= Bernard Bergman =

American rabbi and businessman (1911–1984)

Bernard Bergman (September 2, 1911 – June 16, 1984) was an Orthodox rabbi and businessman who was best known for his operation of a large network of nursing homes and his conviction of Medicaid fraud in 1976. Bergman turned an inheritance of $25,000 into an empire of nursing homes valued at $24 million.

== Early life ==
Bergman was born to Shlomo Bergman and Gittel Leifer on September 2, 1911, in Romania. Shlomo was the son of Avraham Tzvi Bergman (1849–1918), Rabbi of Yasinya, a small town in what was then Maramureş, Hungary, now part of Zakarpattya, Ukraine. Gittel descended from a long line of Hasidic rabbis, most famous of whom was her grandfather, Mordechai Leifer of Nadvorna. The family immigrated to the United States in the 1920s, settling in Brooklyn. Bergman went to Mandatory Palestine, where he attended the Hebron Yeshiva in order to pursue his religious studies. He received his semikhah (rabbinic ordination) from the academy's dean, Moshe Mordechai Epstein, on October 22, 1933. Bergman married Anne (née Weiss) in 1937. Back in New York City, he took a position as a rabbi at a nursing home on the Lower East Side of Manhattan and served as editor and publisher of the Yiddish-language daily The Jewish Morning Journal and head of Hapoel HaMizrachi.
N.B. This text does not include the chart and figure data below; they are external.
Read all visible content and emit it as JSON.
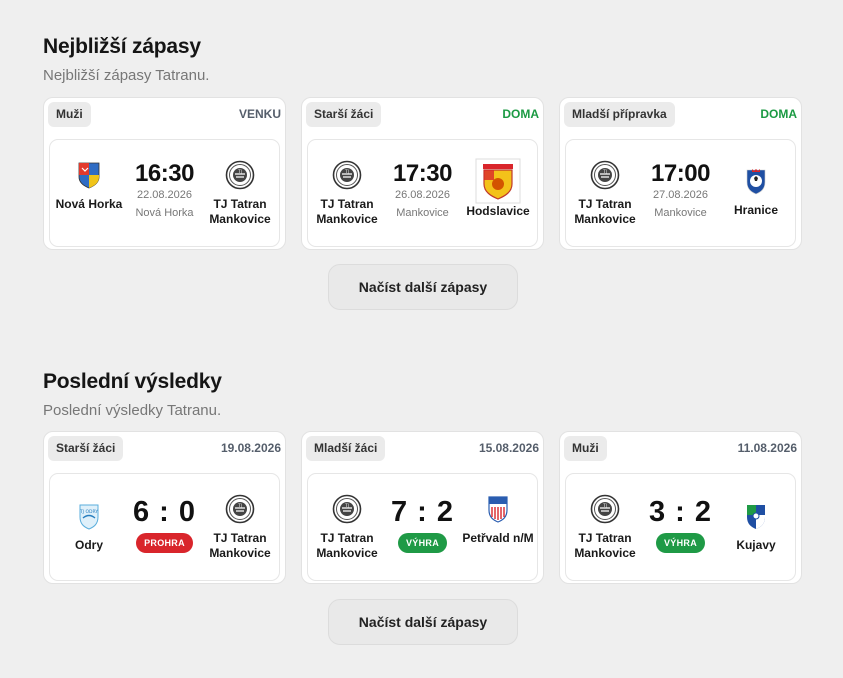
{
  "upcoming": {
    "title": "Nejbližší zápasy",
    "subtitle": "Nejbližší zápasy Tatranu.",
    "load_more": "Načíst další zápasy",
    "matches": [
      {
        "category": "Muži",
        "venue": "VENKU",
        "home": "Nová Horka",
        "away": "TJ Tatran Mankovice",
        "time": "16:30",
        "date": "22.08.2026",
        "place": "Nová Horka"
      },
      {
        "category": "Starší žáci",
        "venue": "DOMA",
        "home": "TJ Tatran Mankovice",
        "away": "Hodslavice",
        "time": "17:30",
        "date": "26.08.2026",
        "place": "Mankovice"
      },
      {
        "category": "Mladší přípravka",
        "venue": "DOMA",
        "home": "TJ Tatran Mankovice",
        "away": "Hranice",
        "time": "17:00",
        "date": "27.08.2026",
        "place": "Mankovice"
      }
    ]
  },
  "results": {
    "title": "Poslední výsledky",
    "subtitle": "Poslední výsledky Tatranu.",
    "load_more": "Načíst další zápasy",
    "matches": [
      {
        "category": "Starší žáci",
        "date": "19.08.2026",
        "home": "Odry",
        "away": "TJ Tatran Mankovice",
        "score": "6 : 0",
        "result": "PROHRA"
      },
      {
        "category": "Mladší žáci",
        "date": "15.08.2026",
        "home": "TJ Tatran Mankovice",
        "away": "Petřvald n/M",
        "score": "7 : 2",
        "result": "VÝHRA"
      },
      {
        "category": "Muži",
        "date": "11.08.2026",
        "home": "TJ Tatran Mankovice",
        "away": "Kujavy",
        "score": "3 : 2",
        "result": "VÝHRA"
      }
    ]
  },
  "colors": {
    "win": "#1f9a46",
    "loss": "#d9252b",
    "home_venue": "#1b9a43",
    "away_venue": "#555e6b"
  },
  "icons": {
    "tatran": "tatran-crest-icon",
    "nova_horka": "nova-horka-crest-icon",
    "hodslavice": "hodslavice-crest-icon",
    "hranice": "hranice-crest-icon",
    "odry": "odry-crest-icon",
    "petrvald": "petrvald-crest-icon",
    "kujavy": "kujavy-crest-icon"
  }
}
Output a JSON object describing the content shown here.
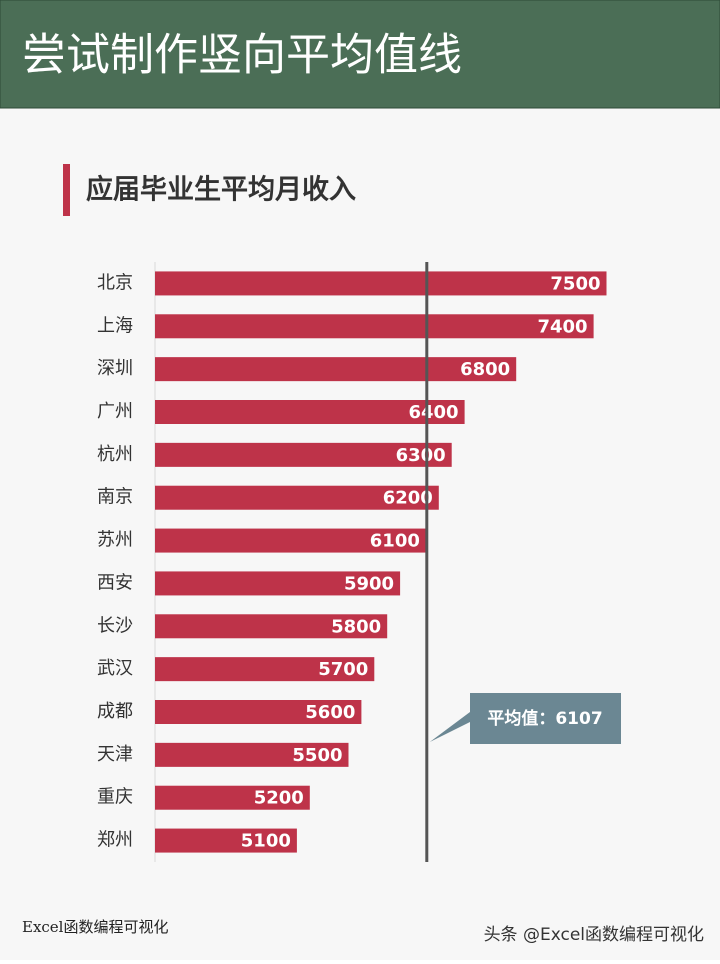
{
  "header": {
    "title": "尝试制作竖向平均值线"
  },
  "chart_data": {
    "type": "hbar",
    "title": "应届毕业生平均月收入",
    "categories": [
      "北京",
      "上海",
      "深圳",
      "广州",
      "杭州",
      "南京",
      "苏州",
      "西安",
      "长沙",
      "武汉",
      "成都",
      "天津",
      "重庆",
      "郑州"
    ],
    "values": [
      7500,
      7400,
      6800,
      6400,
      6300,
      6200,
      6100,
      5900,
      5800,
      5700,
      5600,
      5500,
      5200,
      5100
    ],
    "color": "#be3349",
    "xlim": [
      4000,
      8000
    ],
    "average": {
      "value": 6107,
      "label": "平均值：6107"
    }
  },
  "footer": {
    "left": "Excel函数编程可视化",
    "watermark": "头条 @Excel函数编程可视化"
  }
}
== Nursing homes and criminal prosecution ==
Bergman started to build his network of nursing homes in the 1960s, beginning with the former New York Cancer Hospital on Central Park West at 106th Street, which was acquired in 1955 and operated by Bergman as the Towers Nursing Home. The home became the center of federal and state fraud charges. Claims were made that patients in the home were abused and neglected, with residents testifying that they had not been given adequate heat, and had been subjected to physical abuse and pest infestations. The site was closed in 1974 as a nursing home.

A New York State Senate investigation in 1975 brought witnesses who testified of patients lapsing into comas due to untreated dehydration, bedsores caused by coarse sheets and failure to notify authorities of an epidemic of diarrhea. An unannounced inspection of a home found unsanitary conditions, including milk used a week past its expiration date and excrement on the floors in patient rooms. Bergman vigorously denied the charges, claiming that the homes he operated were well run.

In 1976, Bergman was sentenced to serve four months in a Federal correction center after his conviction on Medicare and tax fraud charges. Under a plea bargain, he was supposed to not serve additional jail time. However, the lead prosecutor, Charles J. Hynes, compromised the plea agreement by publicly informing the media that he wanted the presiding judge (Judge Melia) to sentence Bergman to more jail time. Eventually, Bergman ended up serving an eight-month sentence for convictions on state offenses.

In February 1989, New York State's special nursing-homes prosecutor received payment of almost $1.4 million as the final payment of penalties and interest that Bergman was obligated to pay New York State after he pleaded guilty to Medicaid and tax fraud.

== Death ==
Bergman died of a heart attack at Mount Sinai Medical Center on June 16, 1984. He left residences in both Israel and Manhattan at the time of his death. His body was transported to Israel for burial.